Когда конторщик вышел, Мегрэ обернулся к следователю.
— Так вот, Дешарно не пожелал, чтобы он и на этот раз выпутался. Дешарно человек больной, вы сами видели. Бьюсь об заклад, что у него язва желудка, а то и рак. Он уже неспособен подняться. Чем он был бы после ареста Лаже? Уцелевшим от кораблекрушения обломком, такие люди встречаются иногда в очередях за бесплатным супом для безработных. И при этом Дешарно считает, справедливо или нет, что именно Лаже виновен в его падении.
— Но как же он физически мог осуществить…

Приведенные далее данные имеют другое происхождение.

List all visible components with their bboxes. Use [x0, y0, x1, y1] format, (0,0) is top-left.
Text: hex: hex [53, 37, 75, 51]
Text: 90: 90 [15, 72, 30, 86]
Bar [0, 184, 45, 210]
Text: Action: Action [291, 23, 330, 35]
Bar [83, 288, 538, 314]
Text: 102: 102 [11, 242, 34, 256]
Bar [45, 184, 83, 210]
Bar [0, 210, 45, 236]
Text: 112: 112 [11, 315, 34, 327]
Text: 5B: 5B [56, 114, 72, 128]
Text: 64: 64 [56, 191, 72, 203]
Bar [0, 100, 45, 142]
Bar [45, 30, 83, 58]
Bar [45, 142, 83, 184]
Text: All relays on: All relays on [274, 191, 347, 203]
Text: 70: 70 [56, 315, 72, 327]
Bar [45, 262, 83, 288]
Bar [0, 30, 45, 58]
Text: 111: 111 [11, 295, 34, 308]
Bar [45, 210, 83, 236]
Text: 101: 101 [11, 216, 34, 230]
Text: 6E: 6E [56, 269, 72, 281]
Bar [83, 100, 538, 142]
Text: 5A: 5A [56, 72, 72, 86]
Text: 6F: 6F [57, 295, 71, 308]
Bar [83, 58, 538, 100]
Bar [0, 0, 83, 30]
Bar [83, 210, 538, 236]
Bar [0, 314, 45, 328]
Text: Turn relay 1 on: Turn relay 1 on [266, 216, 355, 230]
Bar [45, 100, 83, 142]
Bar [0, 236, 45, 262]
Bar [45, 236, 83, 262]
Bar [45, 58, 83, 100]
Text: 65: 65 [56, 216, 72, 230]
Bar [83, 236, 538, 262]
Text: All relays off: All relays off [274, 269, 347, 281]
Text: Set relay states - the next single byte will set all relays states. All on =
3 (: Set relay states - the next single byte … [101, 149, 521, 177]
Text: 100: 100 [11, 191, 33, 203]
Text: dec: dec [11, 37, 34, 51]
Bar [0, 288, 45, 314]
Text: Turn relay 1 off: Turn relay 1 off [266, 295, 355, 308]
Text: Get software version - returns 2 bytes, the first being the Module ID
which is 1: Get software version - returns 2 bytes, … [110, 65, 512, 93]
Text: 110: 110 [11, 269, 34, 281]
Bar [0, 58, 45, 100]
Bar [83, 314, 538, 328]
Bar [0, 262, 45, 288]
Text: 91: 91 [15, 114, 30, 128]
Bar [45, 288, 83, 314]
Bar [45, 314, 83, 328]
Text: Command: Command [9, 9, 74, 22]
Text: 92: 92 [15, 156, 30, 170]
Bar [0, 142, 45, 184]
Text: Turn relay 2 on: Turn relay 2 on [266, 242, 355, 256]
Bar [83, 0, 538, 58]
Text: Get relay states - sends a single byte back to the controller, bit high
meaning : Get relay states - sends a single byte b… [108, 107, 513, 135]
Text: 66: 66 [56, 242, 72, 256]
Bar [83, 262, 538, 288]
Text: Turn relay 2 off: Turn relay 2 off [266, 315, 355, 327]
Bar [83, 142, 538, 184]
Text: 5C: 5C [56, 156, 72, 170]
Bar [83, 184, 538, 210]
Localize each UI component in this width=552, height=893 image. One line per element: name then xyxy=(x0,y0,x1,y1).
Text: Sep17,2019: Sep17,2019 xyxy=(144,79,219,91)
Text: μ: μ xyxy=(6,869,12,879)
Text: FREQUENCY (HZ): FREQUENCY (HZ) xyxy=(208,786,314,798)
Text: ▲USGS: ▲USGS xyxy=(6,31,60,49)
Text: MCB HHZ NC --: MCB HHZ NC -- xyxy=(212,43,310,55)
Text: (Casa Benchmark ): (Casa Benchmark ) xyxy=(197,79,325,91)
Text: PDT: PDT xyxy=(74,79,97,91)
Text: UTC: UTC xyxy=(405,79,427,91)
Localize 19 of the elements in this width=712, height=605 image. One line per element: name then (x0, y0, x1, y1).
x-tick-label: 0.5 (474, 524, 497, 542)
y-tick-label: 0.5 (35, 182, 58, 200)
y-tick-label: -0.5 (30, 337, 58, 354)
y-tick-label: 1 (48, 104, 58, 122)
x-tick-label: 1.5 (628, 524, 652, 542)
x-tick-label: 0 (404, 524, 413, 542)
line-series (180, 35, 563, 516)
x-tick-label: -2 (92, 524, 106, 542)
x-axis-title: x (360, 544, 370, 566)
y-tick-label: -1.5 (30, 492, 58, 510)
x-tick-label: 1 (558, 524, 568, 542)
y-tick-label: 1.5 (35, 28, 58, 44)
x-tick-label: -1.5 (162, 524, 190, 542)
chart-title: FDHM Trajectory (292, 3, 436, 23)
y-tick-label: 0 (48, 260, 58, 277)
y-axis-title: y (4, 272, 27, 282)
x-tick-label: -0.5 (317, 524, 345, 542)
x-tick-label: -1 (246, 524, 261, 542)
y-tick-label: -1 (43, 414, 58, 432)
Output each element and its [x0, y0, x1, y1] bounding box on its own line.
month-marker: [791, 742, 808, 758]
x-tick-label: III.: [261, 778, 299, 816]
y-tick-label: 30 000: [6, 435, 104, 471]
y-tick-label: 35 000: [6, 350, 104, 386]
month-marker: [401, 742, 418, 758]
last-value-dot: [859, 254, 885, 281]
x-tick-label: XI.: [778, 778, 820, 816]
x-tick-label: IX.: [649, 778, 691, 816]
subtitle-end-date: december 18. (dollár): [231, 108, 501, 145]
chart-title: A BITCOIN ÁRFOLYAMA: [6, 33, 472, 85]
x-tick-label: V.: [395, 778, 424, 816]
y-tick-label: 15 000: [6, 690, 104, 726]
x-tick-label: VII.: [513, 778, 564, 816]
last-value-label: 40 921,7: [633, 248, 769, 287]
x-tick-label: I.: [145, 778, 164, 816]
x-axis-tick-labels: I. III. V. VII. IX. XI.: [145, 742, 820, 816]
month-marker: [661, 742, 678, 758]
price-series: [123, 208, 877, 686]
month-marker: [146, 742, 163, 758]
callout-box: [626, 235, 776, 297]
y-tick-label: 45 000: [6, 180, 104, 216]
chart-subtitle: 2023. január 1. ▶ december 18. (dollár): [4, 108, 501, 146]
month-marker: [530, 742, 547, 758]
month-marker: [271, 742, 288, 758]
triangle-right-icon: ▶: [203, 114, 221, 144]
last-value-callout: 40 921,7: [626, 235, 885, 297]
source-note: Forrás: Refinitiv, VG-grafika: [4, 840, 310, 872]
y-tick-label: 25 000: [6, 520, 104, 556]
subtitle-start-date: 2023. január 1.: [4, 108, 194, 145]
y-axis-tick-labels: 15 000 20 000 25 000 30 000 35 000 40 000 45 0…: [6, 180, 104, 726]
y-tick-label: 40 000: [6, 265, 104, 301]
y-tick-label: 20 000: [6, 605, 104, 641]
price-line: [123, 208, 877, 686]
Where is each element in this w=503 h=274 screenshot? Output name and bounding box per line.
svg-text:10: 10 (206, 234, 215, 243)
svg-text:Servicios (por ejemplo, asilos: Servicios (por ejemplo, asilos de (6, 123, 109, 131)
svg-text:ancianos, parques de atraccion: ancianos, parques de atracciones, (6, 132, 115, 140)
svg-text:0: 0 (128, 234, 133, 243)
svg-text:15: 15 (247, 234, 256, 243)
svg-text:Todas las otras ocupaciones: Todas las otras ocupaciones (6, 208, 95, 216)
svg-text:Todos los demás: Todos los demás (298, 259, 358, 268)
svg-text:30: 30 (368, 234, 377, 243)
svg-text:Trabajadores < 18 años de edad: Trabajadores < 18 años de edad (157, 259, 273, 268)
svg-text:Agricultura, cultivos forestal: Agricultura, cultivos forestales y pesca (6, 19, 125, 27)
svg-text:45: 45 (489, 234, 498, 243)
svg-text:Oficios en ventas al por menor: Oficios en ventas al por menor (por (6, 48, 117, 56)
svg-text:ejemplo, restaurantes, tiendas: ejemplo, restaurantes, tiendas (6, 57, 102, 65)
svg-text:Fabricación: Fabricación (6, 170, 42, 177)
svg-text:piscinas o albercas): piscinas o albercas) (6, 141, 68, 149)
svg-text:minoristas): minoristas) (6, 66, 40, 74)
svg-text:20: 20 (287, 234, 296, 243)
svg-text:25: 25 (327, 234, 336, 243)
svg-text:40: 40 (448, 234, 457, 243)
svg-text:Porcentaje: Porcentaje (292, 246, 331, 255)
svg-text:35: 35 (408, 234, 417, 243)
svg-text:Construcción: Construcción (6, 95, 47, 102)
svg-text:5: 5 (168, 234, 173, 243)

— Я просто излагаю вам свое мнение, которое, я думаю, подтвердится очень скоро. Сегодня в полдень сюда явился бригадир и два полицейских инспектора, чтобы арестовать Лаже. Его не было, и Дешарно предлагает им прийти снова в четыре часа. Не забудьте, что долгие дни и месяцы этот человек просиживал в конторе, наклеивая марки и надписывая адреса на конвертах, и у него с избытком хватало досуга, чтобы перебрать и обдумать тысячу планов мести, один хитроумнее другого. По его собственному признанию, он сегодня, вопреки своему обыкновению, не пошел завтракать, и я подозреваю, что он проделал здесь большую и кропотливую работу, следы которой нам предстоит найти… Ведь ему представился единственный и неповторимый случай! Обычно госпожа Лаже в два часа уже сидит в конторе, точно служащая! И только в первую среду каждого месяца она отправляется в министерство финансов за своей пенсией. Когда она заходит сюда за документами, Дешарно сообщает, что муж будет ждать ее в своем кабинете ровно в четыре часа, и у нее нет причин в этом усомниться… С этой минуты все идет легко, слишком легко. В приемной собралось, как обычно днем, несколько кредиторов, которые смогут подтвердить, что он, Дешарно, никуда из помещения не выходил. И вот только один раз, без четверти четыре — заметьте время! — позвонил телефон — случайная ошибка, по словам Дешарно, который довольно неудачно объяснил этот ложный вызов. Мы сейчас узнаем, нет ли под его столом в приемной кнопки, нажимая которую можно вызвать звонок. Это тем более правдоподобно, что у конторщика должен быть какой-то способ предупредить хозяина о нежелательных посетителях.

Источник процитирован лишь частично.